I think the classic answer is artificial intelligence, but I don’t have strong opinions on that. I’m also probably quite naive about it. However, I’m particularly concerned with how easy it is for people to be influenced to think certain ways.
I think this problem is only going to get worse as technology develops which makes it harder to distinguish between what’s real and what’s not (e.g. deepfakes). It’s already a pretty pervasive problem that leads people to do stupid things, like vote for parties and policies that will quite literally make their lives worse. It’s probably always been a problem, and the Internet has exacerbated it.
It depends if I was investing in something with the goal to make guaranteed returns or not. Or if I was taking big bets, that might come off, or not. But if I didn’t care about making returns, then I would invest in anti-aging technology and various health-tech start-ups with interesting hypotheses. I think this is the next biggest tech trend, and understanding what happens and why we age could lead to massive breakthroughs in other areas of healthcare.
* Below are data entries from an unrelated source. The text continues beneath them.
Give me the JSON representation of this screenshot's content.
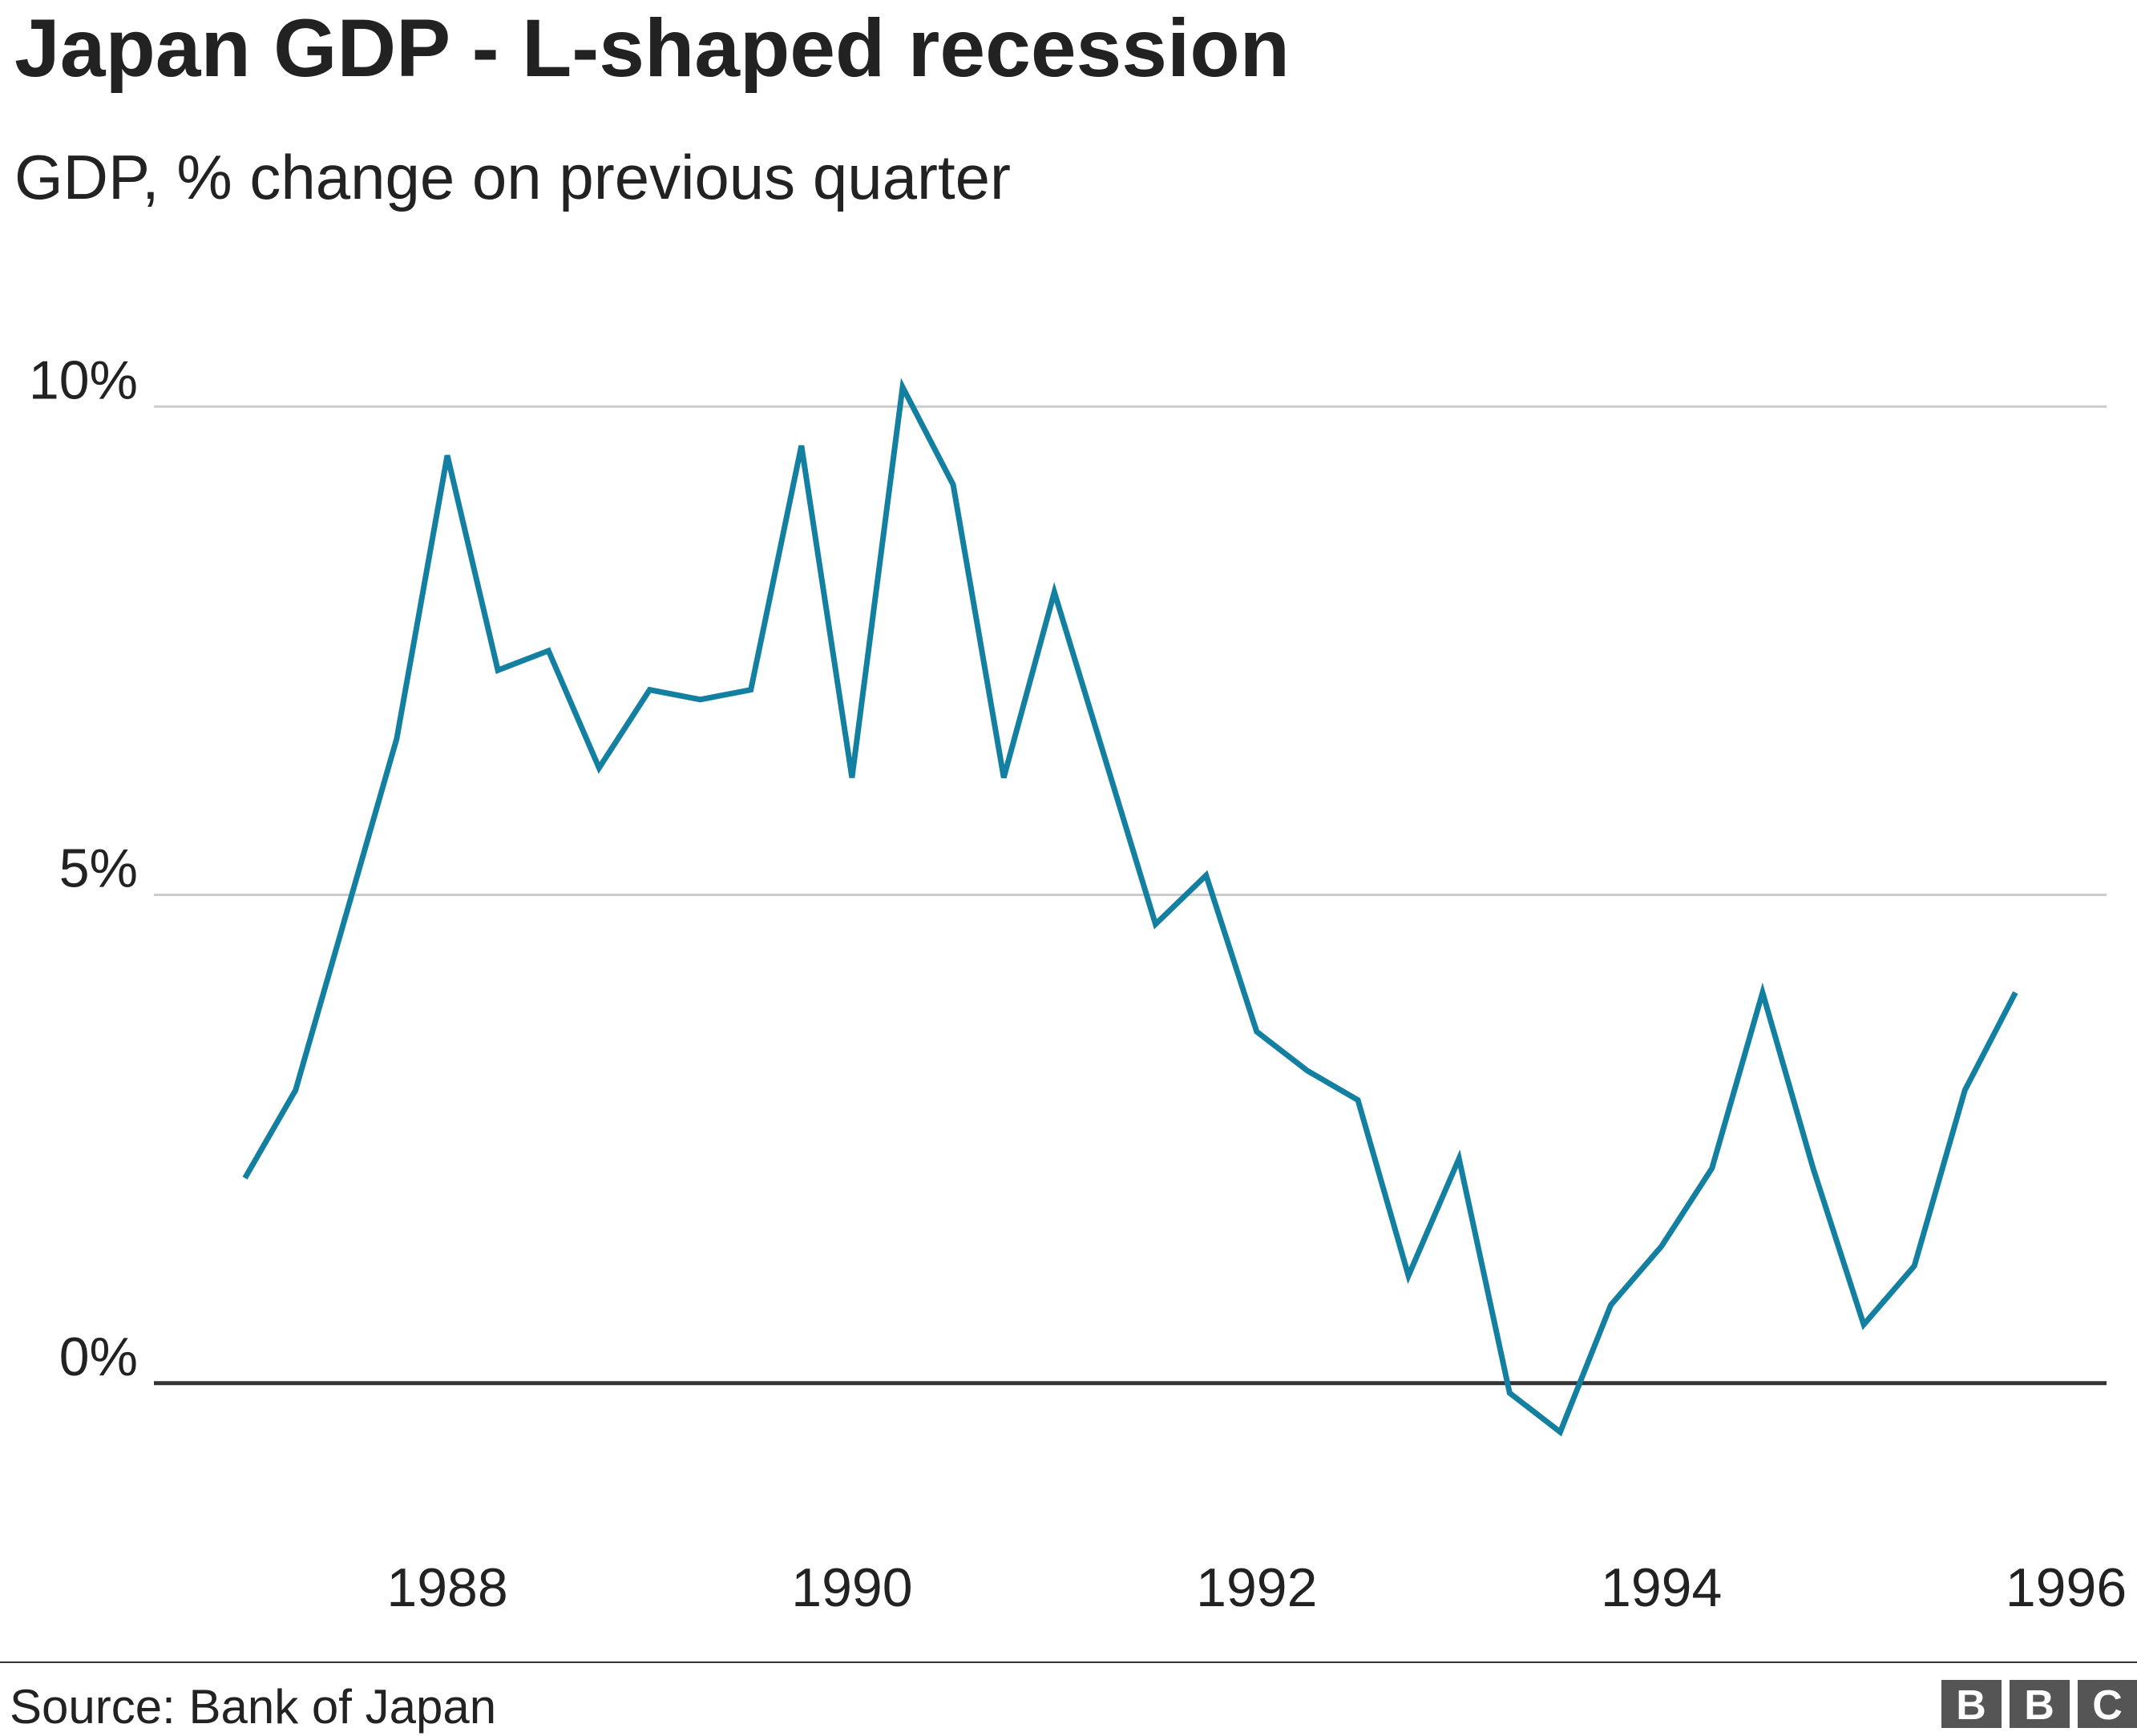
{
  "chart_data": {
    "type": "line",
    "title": "Japan GDP - L-shaped recession",
    "subtitle": "GDP, % change on previous quarter",
    "source": "Source: Bank of Japan",
    "logo": [
      "B",
      "B",
      "C"
    ],
    "x": [
      1987,
      1987.25,
      1987.5,
      1987.75,
      1988,
      1988.25,
      1988.5,
      1988.75,
      1989,
      1989.25,
      1989.5,
      1989.75,
      1990,
      1990.25,
      1990.5,
      1990.75,
      1991,
      1991.25,
      1991.5,
      1991.75,
      1992,
      1992.25,
      1992.5,
      1992.75,
      1993,
      1993.25,
      1993.5,
      1993.75,
      1994,
      1994.25,
      1994.5,
      1994.75,
      1995,
      1995.25,
      1995.5,
      1995.75
    ],
    "series": [
      {
        "name": "GDP",
        "color": "#1380a1",
        "values": [
          2.1,
          3.0,
          4.8,
          6.6,
          9.5,
          7.3,
          7.5,
          6.3,
          7.1,
          7.0,
          7.1,
          9.6,
          6.2,
          10.2,
          9.2,
          6.2,
          8.1,
          6.4,
          4.7,
          5.2,
          3.6,
          3.2,
          2.9,
          1.1,
          2.3,
          -0.1,
          -0.5,
          0.8,
          1.4,
          2.2,
          4.0,
          2.2,
          0.6,
          1.2,
          3.0,
          4.0
        ]
      }
    ],
    "xlim": [
      1986.55,
      1996.2
    ],
    "xticks": [
      1988,
      1990,
      1992,
      1994,
      1996
    ],
    "ylim": [
      -1.2,
      10.7
    ],
    "yticks": [
      {
        "value": 0,
        "label": "0%"
      },
      {
        "value": 5,
        "label": "5%"
      },
      {
        "value": 10,
        "label": "10%"
      }
    ],
    "grid": true
  }
}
But since this is not my money, I haven’t done much research to validate that!
I generally learn about whatever makes me curious. I’m reading about system thinking at the moment because it was recommended to me by someone who thinks about things in interesting ways. So I like to learn how smart people think. But in general, I’ve just started a new job - so I’m allowing myself a few months of just letting my head focus on that and learning job-specific things before allowing it to try and think about other things too.
I’m not sure I give good advice. The best advice I’ve probably given someone is telling them my opinion, why I think that way, and stressing that they should take it with a pinch of salt. I have as much bias as anyone else and to take it or leave it. Just because I think about things in certain ways doesn’t mean they need should.
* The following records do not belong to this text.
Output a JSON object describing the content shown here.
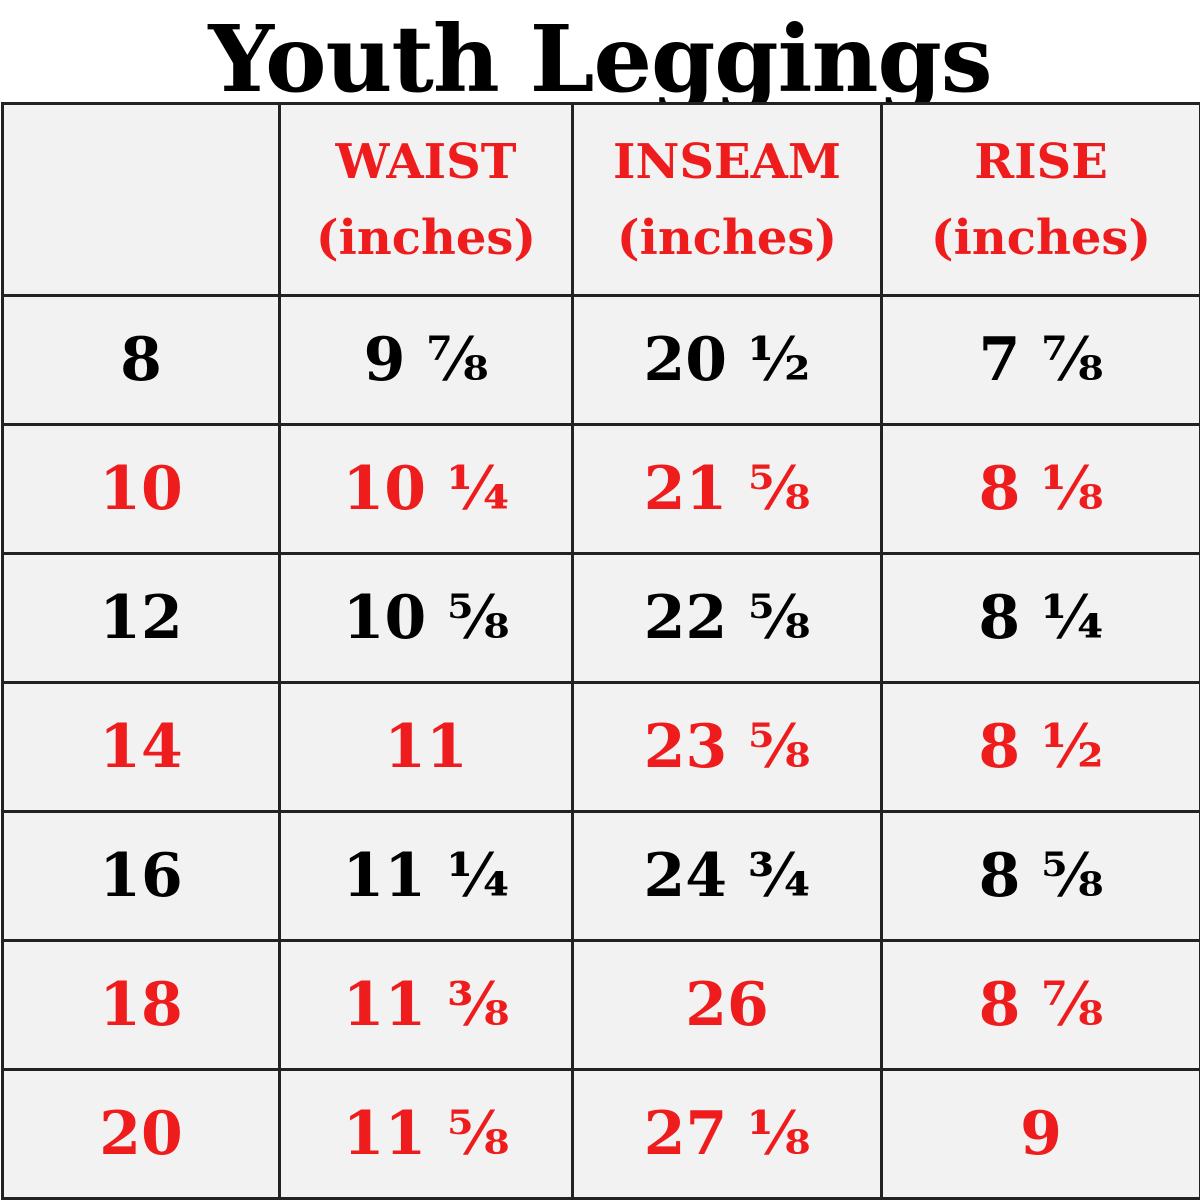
{
  "title": "Youth Leggings",
  "colors": {
    "accent_red": "#ee1c1c",
    "text_black": "#000000",
    "cell_background": "#f2f2f2",
    "grid_line": "#222222"
  },
  "table": {
    "headers": [
      {
        "line1": "",
        "line2": ""
      },
      {
        "line1": "WAIST",
        "line2": "(inches)"
      },
      {
        "line1": "INSEAM",
        "line2": "(inches)"
      },
      {
        "line1": "RISE",
        "line2": "(inches)"
      }
    ],
    "rows": [
      {
        "style": "black",
        "cells": [
          "8",
          "9 ⅞",
          "20 ½",
          "7 ⅞"
        ]
      },
      {
        "style": "red",
        "cells": [
          "10",
          "10 ¼",
          "21 ⅝",
          "8 ⅛"
        ]
      },
      {
        "style": "black",
        "cells": [
          "12",
          "10 ⅝",
          "22 ⅝",
          "8 ¼"
        ]
      },
      {
        "style": "red",
        "cells": [
          "14",
          "11",
          "23 ⅝",
          "8 ½"
        ]
      },
      {
        "style": "black",
        "cells": [
          "16",
          "11 ¼",
          "24 ¾",
          "8 ⅝"
        ]
      },
      {
        "style": "red",
        "cells": [
          "18",
          "11 ⅜",
          "26",
          "8 ⅞"
        ]
      },
      {
        "style": "red",
        "cells": [
          "20",
          "11 ⅝",
          "27 ⅛",
          "9"
        ]
      }
    ]
  }
}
I was once told by a co-founder of a start-up that “everyone is just making it up as they go along”. And obviously, taken literally, this is probably not true. Some people have some idea about what they are doing. But the way he meant it was to encourage me to have independent opinions and thoughts about things that affect our business. And that even if I have imposter syndrome, to remember that not everything is decided by people who have all the information and expertise. That’s how I took the advice anyway.